Similarly, NodeManager also started along with Redis servers. Not sure now why I see errors like
2022-02-05 16:39:16,665 ERROR gcs_utils.py:137 -- Failed to send request to gcs, reconnecting. Error <_InactiveRpcError of RPC that terminated with:
status = StatusCode.UNAVAILABLE
details = "failed to connect to all addresses"
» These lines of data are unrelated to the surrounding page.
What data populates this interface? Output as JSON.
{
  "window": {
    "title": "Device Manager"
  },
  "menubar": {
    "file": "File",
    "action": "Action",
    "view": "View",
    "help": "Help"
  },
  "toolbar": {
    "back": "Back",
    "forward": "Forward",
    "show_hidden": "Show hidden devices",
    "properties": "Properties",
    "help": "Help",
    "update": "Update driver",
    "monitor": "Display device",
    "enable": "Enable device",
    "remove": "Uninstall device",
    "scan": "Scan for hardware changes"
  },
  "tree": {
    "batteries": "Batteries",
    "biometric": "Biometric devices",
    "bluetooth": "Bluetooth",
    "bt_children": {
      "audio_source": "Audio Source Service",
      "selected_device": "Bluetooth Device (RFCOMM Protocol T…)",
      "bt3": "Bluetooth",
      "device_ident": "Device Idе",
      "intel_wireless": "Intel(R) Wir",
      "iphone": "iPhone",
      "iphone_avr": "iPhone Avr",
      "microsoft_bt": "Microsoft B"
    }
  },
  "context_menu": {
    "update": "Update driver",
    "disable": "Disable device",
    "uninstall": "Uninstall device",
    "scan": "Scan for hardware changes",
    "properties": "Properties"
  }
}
debug_error_string = "{"created":"@1644079156.664823970","description":"Failed to pick subchannel","file":"src/core/ext/filters/client_channel/client_channel.cc","file_line":3134,"referenced_errors":[{"created":"@1644079156.664822821","description":"failed to connect to all addresses","file":"src/core/lib/transport/error_utils.cc","file_line":163,"grpc_status":14}]}"
on the worker now, even though I’m able to talk to a simple.http server on 8084 from the same pair of hosts.